Home \ Prices & Stats \ News \ 2019 \ April \ Dutch pork exports flat despite rising production

In 2018, the Netherlands exported 902,100 tonnes of fresh/frozen pork, barely changing from 2017. This was despite higher Dutch production; provisional data from Eurostat shows an 8% (+112,500 tonnes) increase in 2018. Exports are crucial for the Dutch pig industry as it is over 200% self-sufficient. The value of these exports was also lower, amounting to €1.8 billion, down 5% on 2017.

The majority of pork exports were destined for the EU market, but most of the key destinations reduced purchases. Poland was a noticeable exception.

In contrast, there were large increases in exports to many non-EU markets. Exports to Japan doubled compared to the previous year, although unusually low volumes were reported in 2017. Shipments to South Korea and Australia also increased. Exports to China picked up later in the year (+20% year-on-year from July-December) but were still down 6% from 2017 overall.


One of the reasons for higher Dutch production last year was a 6% decrease in the number of live pigs exported, at 11.0 million head. This was particularly due to lower German purchases of slaughter pigs. Weaner exports were actually still 6% higher than the previous year, due to a huge increase in demand from Spain.

Considering higher domestic production and a stable export market, the Netherlands unsurprisingly reduced pork imports last year. At 229,300 tonnes, volumes were 49,700 tonnes (18%) less than 2017. Nonetheless, this still suggests a rise in domestic consumption, or pork in storage.

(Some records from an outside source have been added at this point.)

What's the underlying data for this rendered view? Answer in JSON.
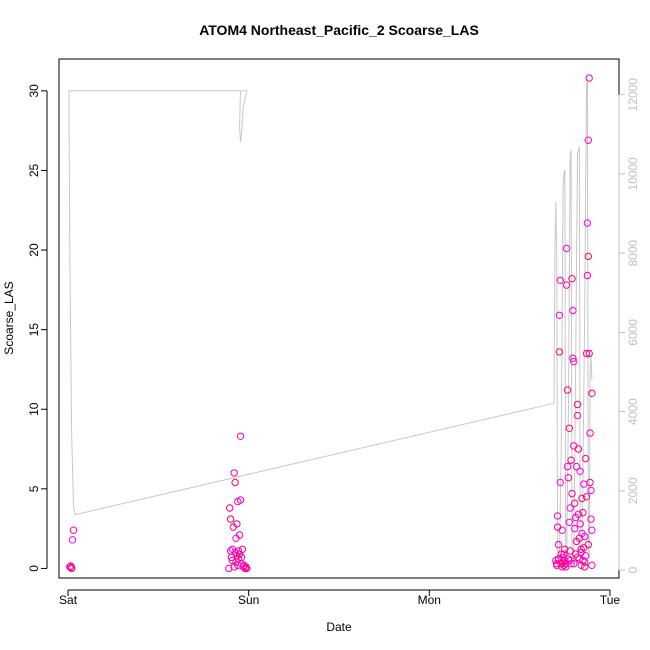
{
  "chart_data": {
    "type": "scatter",
    "title": "ATOM4 Northeast_Pacific_2 Scoarse_LAS",
    "xlabel": "Date",
    "ylabel": "Scoarse_LAS",
    "x_tick_labels": [
      "Sat",
      "Sun",
      "Mon",
      "Tue"
    ],
    "x_range_days": [
      -0.05,
      3.05
    ],
    "y_ticks": [
      0,
      5,
      10,
      15,
      20,
      25,
      30
    ],
    "ylim": [
      -0.6,
      32.0
    ],
    "y2_ticks": [
      0,
      2000,
      4000,
      6000,
      8000,
      10000,
      12000
    ],
    "y2lim": [
      -200,
      12900
    ],
    "grid": false,
    "line_color": "#c8c8c8",
    "right_axis_color": "#c0c0c0",
    "series": [
      {
        "marker": "open-circle",
        "color_range": [
          "#ff00ff",
          "#ff0050"
        ],
        "points": [
          [
            0.01,
            0.1
          ],
          [
            0.02,
            0.0
          ],
          [
            0.015,
            0.15
          ],
          [
            0.025,
            1.8
          ],
          [
            0.03,
            2.4
          ],
          [
            0.02,
            0.05
          ],
          [
            0.89,
            0.0
          ],
          [
            0.895,
            3.8
          ],
          [
            0.9,
            3.1
          ],
          [
            0.9,
            1.1
          ],
          [
            0.905,
            0.7
          ],
          [
            0.91,
            1.2
          ],
          [
            0.91,
            0.5
          ],
          [
            0.915,
            2.6
          ],
          [
            0.92,
            0.1
          ],
          [
            0.92,
            6.0
          ],
          [
            0.925,
            5.4
          ],
          [
            0.925,
            1.0
          ],
          [
            0.93,
            0.4
          ],
          [
            0.93,
            1.9
          ],
          [
            0.935,
            0.8
          ],
          [
            0.935,
            2.8
          ],
          [
            0.94,
            4.2
          ],
          [
            0.94,
            0.2
          ],
          [
            0.945,
            0.6
          ],
          [
            0.945,
            1.1
          ],
          [
            0.95,
            2.1
          ],
          [
            0.95,
            0.9
          ],
          [
            0.955,
            4.3
          ],
          [
            0.955,
            8.3
          ],
          [
            0.96,
            0.3
          ],
          [
            0.96,
            0.7
          ],
          [
            0.965,
            1.2
          ],
          [
            0.97,
            0.1
          ],
          [
            0.975,
            0.2
          ],
          [
            0.98,
            0.0
          ],
          [
            0.985,
            0.1
          ],
          [
            0.99,
            0.0
          ],
          [
            2.7,
            0.5
          ],
          [
            2.705,
            0.3
          ],
          [
            2.71,
            2.6
          ],
          [
            2.71,
            3.3
          ],
          [
            2.715,
            1.5
          ],
          [
            2.72,
            13.6
          ],
          [
            2.72,
            15.9
          ],
          [
            2.725,
            18.1
          ],
          [
            2.725,
            5.4
          ],
          [
            2.73,
            0.3
          ],
          [
            2.73,
            0.9
          ],
          [
            2.735,
            2.4
          ],
          [
            2.735,
            0.1
          ],
          [
            2.74,
            0.4
          ],
          [
            2.74,
            0.7
          ],
          [
            2.745,
            0.2
          ],
          [
            2.75,
            1.2
          ],
          [
            2.75,
            0.5
          ],
          [
            2.755,
            0.3
          ],
          [
            2.76,
            20.1
          ],
          [
            2.76,
            17.8
          ],
          [
            2.765,
            11.2
          ],
          [
            2.765,
            6.4
          ],
          [
            2.77,
            5.7
          ],
          [
            2.77,
            0.6
          ],
          [
            2.775,
            2.9
          ],
          [
            2.775,
            8.8
          ],
          [
            2.78,
            3.8
          ],
          [
            2.78,
            1.1
          ],
          [
            2.785,
            6.8
          ],
          [
            2.785,
            0.3
          ],
          [
            2.79,
            4.7
          ],
          [
            2.79,
            18.2
          ],
          [
            2.795,
            16.2
          ],
          [
            2.795,
            13.2
          ],
          [
            2.8,
            13.0
          ],
          [
            2.8,
            7.7
          ],
          [
            2.805,
            4.1
          ],
          [
            2.805,
            2.5
          ],
          [
            2.81,
            3.2
          ],
          [
            2.81,
            0.9
          ],
          [
            2.815,
            6.4
          ],
          [
            2.815,
            1.7
          ],
          [
            2.82,
            10.3
          ],
          [
            2.82,
            9.6
          ],
          [
            2.825,
            7.5
          ],
          [
            2.825,
            3.4
          ],
          [
            2.83,
            0.6
          ],
          [
            2.83,
            1.9
          ],
          [
            2.835,
            6.1
          ],
          [
            2.835,
            2.8
          ],
          [
            2.84,
            1.2
          ],
          [
            2.84,
            0.2
          ],
          [
            2.845,
            4.4
          ],
          [
            2.845,
            2.2
          ],
          [
            2.85,
            0.5
          ],
          [
            2.85,
            3.5
          ],
          [
            2.855,
            5.3
          ],
          [
            2.855,
            1.3
          ],
          [
            2.86,
            0.1
          ],
          [
            2.86,
            2.0
          ],
          [
            2.865,
            6.9
          ],
          [
            2.865,
            0.8
          ],
          [
            2.87,
            13.5
          ],
          [
            2.87,
            4.5
          ],
          [
            2.875,
            21.7
          ],
          [
            2.875,
            18.4
          ],
          [
            2.88,
            19.6
          ],
          [
            2.88,
            26.9
          ],
          [
            2.885,
            30.8
          ],
          [
            2.885,
            13.5
          ],
          [
            2.89,
            8.5
          ],
          [
            2.89,
            5.4
          ],
          [
            2.895,
            4.9
          ],
          [
            2.895,
            3.1
          ],
          [
            2.9,
            11.0
          ],
          [
            2.9,
            2.4
          ],
          [
            2.705,
            0.2
          ],
          [
            2.715,
            0.6
          ],
          [
            2.745,
            0.9
          ],
          [
            2.755,
            0.1
          ],
          [
            2.78,
            0.5
          ],
          [
            2.8,
            0.3
          ],
          [
            2.82,
            0.7
          ],
          [
            2.84,
            1.0
          ],
          [
            2.86,
            0.4
          ],
          [
            2.88,
            1.5
          ],
          [
            2.9,
            0.2
          ]
        ]
      }
    ],
    "line_series": {
      "axis": "right",
      "points": [
        [
          0.0,
          12100
        ],
        [
          0.99,
          12100
        ],
        [
          0.99,
          12100
        ],
        [
          0.97,
          11700
        ],
        [
          0.96,
          11000
        ],
        [
          0.955,
          10800
        ],
        [
          0.95,
          11200
        ],
        [
          0.955,
          12100
        ],
        [
          0.96,
          12100
        ],
        [
          0.005,
          12100
        ],
        [
          0.01,
          8000
        ],
        [
          0.02,
          3500
        ],
        [
          0.03,
          1600
        ],
        [
          0.04,
          1400
        ],
        [
          2.68,
          4200
        ],
        [
          2.69,
          4200
        ],
        [
          2.695,
          8100
        ],
        [
          2.7,
          9300
        ],
        [
          2.705,
          8000
        ],
        [
          2.71,
          500
        ],
        [
          2.715,
          200
        ],
        [
          2.72,
          300
        ],
        [
          2.73,
          3000
        ],
        [
          2.74,
          9600
        ],
        [
          2.745,
          10000
        ],
        [
          2.75,
          10100
        ],
        [
          2.755,
          400
        ],
        [
          2.76,
          200
        ],
        [
          2.77,
          4000
        ],
        [
          2.78,
          10500
        ],
        [
          2.785,
          10600
        ],
        [
          2.79,
          600
        ],
        [
          2.8,
          300
        ],
        [
          2.81,
          5000
        ],
        [
          2.82,
          10500
        ],
        [
          2.83,
          10700
        ],
        [
          2.835,
          400
        ],
        [
          2.845,
          300
        ],
        [
          2.86,
          6500
        ],
        [
          2.87,
          12200
        ],
        [
          2.875,
          12400
        ],
        [
          2.88,
          600
        ],
        [
          2.885,
          300
        ],
        [
          2.89,
          5000
        ],
        [
          2.895,
          5400
        ],
        [
          2.9,
          4800
        ]
      ]
    }
  }
}
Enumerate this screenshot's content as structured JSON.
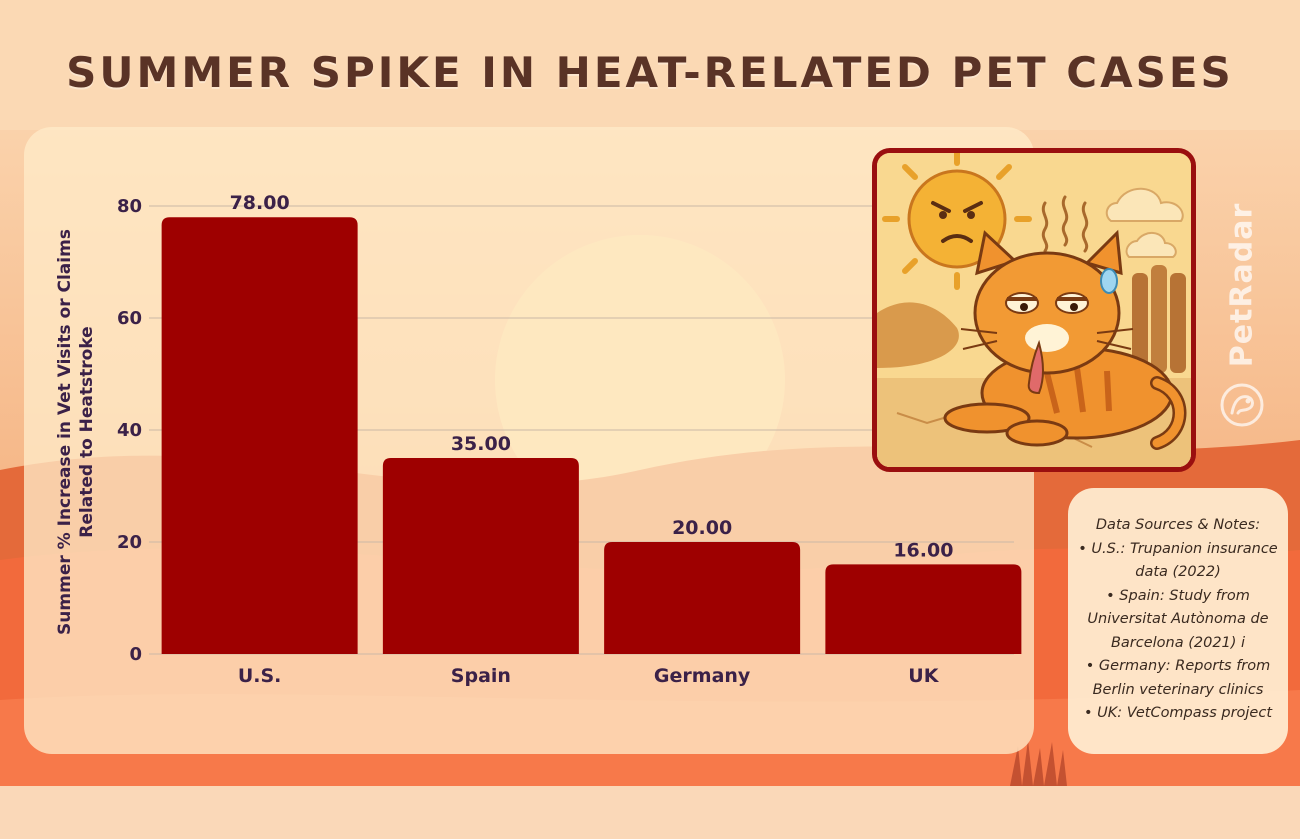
{
  "title": "SUMMER SPIKE IN HEAT-RELATED PET CASES",
  "brand": "PetRadar",
  "colors": {
    "bar": "#9e0000",
    "title": "#5a3326",
    "axis_text": "#3b2148",
    "grid": "#cbb8a6"
  },
  "chart_data": {
    "type": "bar",
    "categories": [
      "U.S.",
      "Spain",
      "Germany",
      "UK"
    ],
    "values": [
      78.0,
      35.0,
      20.0,
      16.0
    ],
    "data_labels": [
      "78.00",
      "35.00",
      "20.00",
      "16.00"
    ],
    "ylabel": "Summer % Increase in Vet Visits or Claims Related to Heatstroke",
    "xlabel": "",
    "ylim": [
      0,
      80
    ],
    "yticks": [
      0,
      20,
      40,
      60,
      80
    ],
    "grid": true
  },
  "notes": {
    "lines": [
      "Data Sources & Notes:",
      "• U.S.: Trupanion insurance",
      "data (2022)",
      "• Spain: Study from",
      "Universitat Autònoma de",
      "Barcelona (2021) i",
      "• Germany: Reports from",
      "Berlin veterinary clinics",
      "• UK: VetCompass project"
    ]
  },
  "illustration_icon": "overheated-cat-illustration",
  "brand_icon": "petradar-logo-icon"
}
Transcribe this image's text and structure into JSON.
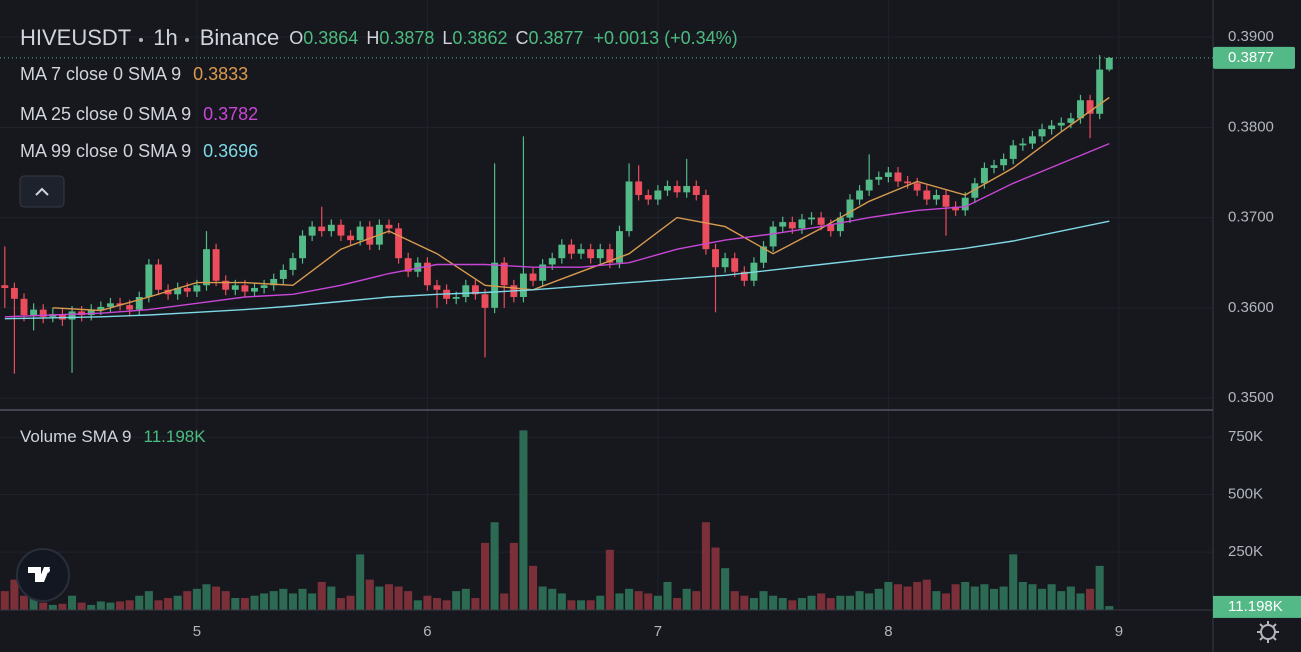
{
  "chart_data": {
    "type": "candlestick",
    "symbol": "HIVEUSDT",
    "interval": "1h",
    "exchange": "Binance",
    "ohlc_labels": [
      "O",
      "H",
      "L",
      "C"
    ],
    "change": {
      "value": 0.0013,
      "percent": 0.34,
      "label": "+0.0013 (+0.34%)"
    },
    "up_color": "#53b987",
    "down_color": "#eb4d5c",
    "open": [
      0.3625,
      0.3622,
      0.361,
      0.3592,
      0.3598,
      0.359,
      0.3593,
      0.3587,
      0.3596,
      0.3592,
      0.3598,
      0.3601,
      0.3605,
      0.3603,
      0.3598,
      0.3612,
      0.3648,
      0.362,
      0.3615,
      0.3622,
      0.3618,
      0.3625,
      0.3665,
      0.363,
      0.362,
      0.3625,
      0.3618,
      0.3622,
      0.3625,
      0.3632,
      0.3642,
      0.3655,
      0.368,
      0.369,
      0.3685,
      0.3692,
      0.368,
      0.3675,
      0.369,
      0.367,
      0.3692,
      0.3688,
      0.3655,
      0.364,
      0.365,
      0.3625,
      0.362,
      0.361,
      0.3612,
      0.3625,
      0.3615,
      0.36,
      0.365,
      0.3625,
      0.3612,
      0.3638,
      0.363,
      0.3648,
      0.3655,
      0.367,
      0.366,
      0.3665,
      0.3655,
      0.3665,
      0.365,
      0.3685,
      0.374,
      0.3725,
      0.372,
      0.373,
      0.3735,
      0.3728,
      0.3735,
      0.3725,
      0.3665,
      0.3645,
      0.3655,
      0.364,
      0.363,
      0.365,
      0.3668,
      0.369,
      0.3695,
      0.3688,
      0.3698,
      0.37,
      0.3692,
      0.3685,
      0.37,
      0.372,
      0.373,
      0.3742,
      0.3745,
      0.375,
      0.374,
      0.3738,
      0.373,
      0.372,
      0.3725,
      0.3712,
      0.3708,
      0.3722,
      0.3738,
      0.3755,
      0.3758,
      0.3765,
      0.378,
      0.3782,
      0.379,
      0.3798,
      0.3802,
      0.3805,
      0.381,
      0.383,
      0.3815,
      0.3864
    ],
    "high": [
      0.3668,
      0.3628,
      0.3616,
      0.3605,
      0.3604,
      0.36,
      0.3599,
      0.3602,
      0.3602,
      0.3604,
      0.3607,
      0.3611,
      0.3611,
      0.3609,
      0.3618,
      0.3654,
      0.3654,
      0.3626,
      0.3628,
      0.3628,
      0.3631,
      0.3685,
      0.3671,
      0.3636,
      0.3631,
      0.3631,
      0.3628,
      0.3631,
      0.3638,
      0.3648,
      0.3661,
      0.3686,
      0.3696,
      0.3712,
      0.3698,
      0.3698,
      0.3686,
      0.3696,
      0.3696,
      0.3698,
      0.3698,
      0.3694,
      0.3661,
      0.3656,
      0.3656,
      0.3631,
      0.3626,
      0.3618,
      0.3631,
      0.3631,
      0.3621,
      0.376,
      0.3656,
      0.3631,
      0.379,
      0.3644,
      0.3654,
      0.3661,
      0.3676,
      0.3676,
      0.3671,
      0.3671,
      0.3671,
      0.3671,
      0.3691,
      0.376,
      0.3758,
      0.3731,
      0.3736,
      0.3741,
      0.3741,
      0.3765,
      0.3741,
      0.3731,
      0.3671,
      0.3661,
      0.3661,
      0.3646,
      0.3656,
      0.3674,
      0.3696,
      0.3701,
      0.3701,
      0.3704,
      0.3706,
      0.3706,
      0.3698,
      0.3706,
      0.3726,
      0.3736,
      0.377,
      0.3751,
      0.3756,
      0.3756,
      0.3746,
      0.3744,
      0.3736,
      0.3731,
      0.3731,
      0.3718,
      0.3728,
      0.3744,
      0.3761,
      0.3764,
      0.3771,
      0.3786,
      0.3788,
      0.3796,
      0.3804,
      0.3808,
      0.3811,
      0.3816,
      0.3836,
      0.3836,
      0.388,
      0.3878
    ],
    "low": [
      0.36,
      0.3527,
      0.3585,
      0.3575,
      0.3583,
      0.3584,
      0.358,
      0.3528,
      0.3585,
      0.3586,
      0.3592,
      0.3595,
      0.3597,
      0.3592,
      0.3592,
      0.3606,
      0.3614,
      0.3609,
      0.3609,
      0.3612,
      0.3612,
      0.3619,
      0.3624,
      0.3614,
      0.3614,
      0.3612,
      0.3612,
      0.3616,
      0.3619,
      0.3626,
      0.3636,
      0.3649,
      0.3674,
      0.3679,
      0.3679,
      0.3674,
      0.3669,
      0.3669,
      0.3664,
      0.3664,
      0.3682,
      0.3649,
      0.3634,
      0.3634,
      0.3619,
      0.36,
      0.3604,
      0.3604,
      0.3606,
      0.3609,
      0.3545,
      0.3594,
      0.36,
      0.3606,
      0.3606,
      0.3624,
      0.3624,
      0.3642,
      0.3649,
      0.3654,
      0.3654,
      0.3649,
      0.3649,
      0.3644,
      0.3644,
      0.3679,
      0.3719,
      0.3714,
      0.3714,
      0.3724,
      0.3722,
      0.3722,
      0.3719,
      0.3659,
      0.3595,
      0.3639,
      0.3634,
      0.3624,
      0.3624,
      0.3644,
      0.3662,
      0.3684,
      0.3682,
      0.3682,
      0.3692,
      0.3686,
      0.3679,
      0.3679,
      0.3694,
      0.3714,
      0.3724,
      0.3736,
      0.3739,
      0.3734,
      0.3732,
      0.3724,
      0.3714,
      0.3714,
      0.368,
      0.3702,
      0.3702,
      0.3716,
      0.3732,
      0.3749,
      0.3752,
      0.3759,
      0.3774,
      0.3776,
      0.3784,
      0.3792,
      0.3796,
      0.3799,
      0.3804,
      0.3788,
      0.3809,
      0.3862
    ],
    "close": [
      0.3622,
      0.361,
      0.3592,
      0.3598,
      0.359,
      0.3593,
      0.3587,
      0.3596,
      0.3592,
      0.3598,
      0.3601,
      0.3605,
      0.3603,
      0.3598,
      0.3612,
      0.3648,
      0.362,
      0.3615,
      0.3622,
      0.3618,
      0.3625,
      0.3665,
      0.363,
      0.362,
      0.3625,
      0.3618,
      0.3622,
      0.3625,
      0.3632,
      0.3642,
      0.3655,
      0.368,
      0.369,
      0.3685,
      0.3692,
      0.368,
      0.3675,
      0.369,
      0.367,
      0.3692,
      0.3688,
      0.3655,
      0.364,
      0.365,
      0.3625,
      0.362,
      0.361,
      0.3612,
      0.3625,
      0.3615,
      0.36,
      0.365,
      0.3625,
      0.3612,
      0.3638,
      0.363,
      0.3648,
      0.3655,
      0.367,
      0.366,
      0.3665,
      0.3655,
      0.3665,
      0.365,
      0.3685,
      0.374,
      0.3725,
      0.372,
      0.373,
      0.3735,
      0.3728,
      0.3735,
      0.3725,
      0.3665,
      0.3645,
      0.3655,
      0.364,
      0.363,
      0.365,
      0.3668,
      0.369,
      0.3695,
      0.3688,
      0.3698,
      0.37,
      0.3692,
      0.3685,
      0.37,
      0.372,
      0.373,
      0.3742,
      0.3745,
      0.375,
      0.374,
      0.3738,
      0.373,
      0.372,
      0.3725,
      0.3712,
      0.3708,
      0.3722,
      0.3738,
      0.3755,
      0.3758,
      0.3765,
      0.378,
      0.3782,
      0.379,
      0.3798,
      0.3802,
      0.3805,
      0.381,
      0.383,
      0.3815,
      0.3864,
      0.3877
    ],
    "ylim": [
      0.3489,
      0.393
    ],
    "yticks": [
      {
        "value": 0.35,
        "label": "0.3500"
      },
      {
        "value": 0.36,
        "label": "0.3600"
      },
      {
        "value": 0.37,
        "label": "0.3700"
      },
      {
        "value": 0.38,
        "label": "0.3800"
      },
      {
        "value": 0.39,
        "label": "0.3900"
      }
    ],
    "xlim": [
      -0.5,
      125.8
    ],
    "xticks": [
      {
        "value": 20,
        "label": "5"
      },
      {
        "value": 44,
        "label": "6"
      },
      {
        "value": 68,
        "label": "7"
      },
      {
        "value": 92,
        "label": "8"
      },
      {
        "value": 116,
        "label": "9"
      }
    ],
    "moving_averages": [
      {
        "name": "MA 7 close 0 SMA 9",
        "color": "#d99a4e",
        "x": [
          0,
          5,
          10,
          15,
          20,
          25,
          30,
          35,
          40,
          45,
          50,
          55,
          60,
          65,
          70,
          75,
          80,
          85,
          90,
          95,
          100,
          105,
          110,
          115
        ],
        "values": [
          null,
          0.36,
          0.3597,
          0.3612,
          0.3628,
          0.3628,
          0.3625,
          0.3665,
          0.3685,
          0.366,
          0.3625,
          0.362,
          0.364,
          0.366,
          0.37,
          0.369,
          0.366,
          0.3688,
          0.3718,
          0.374,
          0.3725,
          0.3755,
          0.3795,
          0.3833
        ]
      },
      {
        "name": "MA 25 close 0 SMA 9",
        "color": "#c846d6",
        "x": [
          0,
          5,
          10,
          15,
          20,
          25,
          30,
          35,
          40,
          45,
          50,
          55,
          60,
          65,
          70,
          75,
          80,
          85,
          90,
          95,
          100,
          105,
          110,
          115
        ],
        "values": [
          0.359,
          0.3592,
          0.3594,
          0.3598,
          0.3605,
          0.3612,
          0.3615,
          0.3625,
          0.3638,
          0.3648,
          0.3648,
          0.3645,
          0.3645,
          0.365,
          0.3665,
          0.3675,
          0.3682,
          0.369,
          0.37,
          0.3708,
          0.3712,
          0.3738,
          0.376,
          0.3782
        ]
      },
      {
        "name": "MA 99 close 0 SMA 9",
        "color": "#7fd8e6",
        "x": [
          0,
          5,
          10,
          15,
          20,
          25,
          30,
          35,
          40,
          45,
          50,
          55,
          60,
          65,
          70,
          75,
          80,
          85,
          90,
          95,
          100,
          105,
          110,
          115
        ],
        "values": [
          0.3588,
          0.3589,
          0.359,
          0.3592,
          0.3595,
          0.3598,
          0.3602,
          0.3607,
          0.3612,
          0.3615,
          0.3617,
          0.362,
          0.3624,
          0.3628,
          0.3632,
          0.3636,
          0.3642,
          0.3648,
          0.3654,
          0.366,
          0.3666,
          0.3674,
          0.3685,
          0.3696
        ]
      }
    ],
    "volume": {
      "label": "Volume SMA 9",
      "sma": {
        "value": 11198,
        "label": "11.198K"
      },
      "up_color": "#2c6a53",
      "down_color": "#7a2f39",
      "values": [
        80000,
        130000,
        60000,
        50000,
        30000,
        20000,
        25000,
        60000,
        30000,
        20000,
        35000,
        30000,
        35000,
        40000,
        60000,
        80000,
        40000,
        50000,
        60000,
        80000,
        90000,
        110000,
        100000,
        80000,
        50000,
        50000,
        60000,
        70000,
        80000,
        90000,
        70000,
        90000,
        70000,
        120000,
        100000,
        50000,
        60000,
        240000,
        130000,
        100000,
        110000,
        100000,
        80000,
        40000,
        60000,
        50000,
        40000,
        80000,
        90000,
        50000,
        290000,
        380000,
        70000,
        290000,
        780000,
        190000,
        100000,
        90000,
        70000,
        40000,
        40000,
        40000,
        60000,
        260000,
        70000,
        90000,
        80000,
        70000,
        60000,
        120000,
        50000,
        90000,
        80000,
        380000,
        270000,
        180000,
        80000,
        60000,
        50000,
        80000,
        60000,
        50000,
        40000,
        50000,
        60000,
        70000,
        50000,
        60000,
        60000,
        80000,
        70000,
        90000,
        120000,
        110000,
        100000,
        120000,
        130000,
        80000,
        70000,
        110000,
        120000,
        100000,
        110000,
        90000,
        100000,
        240000,
        120000,
        110000,
        90000,
        110000,
        80000,
        100000,
        70000,
        90000,
        190000,
        15000
      ],
      "ylim": [
        0,
        860000
      ],
      "yticks": [
        {
          "value": 250000,
          "label": "250K"
        },
        {
          "value": 500000,
          "label": "500K"
        },
        {
          "value": 750000,
          "label": "750K"
        }
      ]
    },
    "grid": true
  }
}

The flat export market suggests conditions were challenging for the Dutch industry last year. Indeed, the Dutch pig reference price averaged €20/100kg lower than in 2017. The domestic sow herd was subsequently down 9% on the previous year in December, so this high level of domestic production is not expected to continue. However, higher demand is also expected this year due to China’s battle with African Swine Fever. This points towards a tighter market and price support.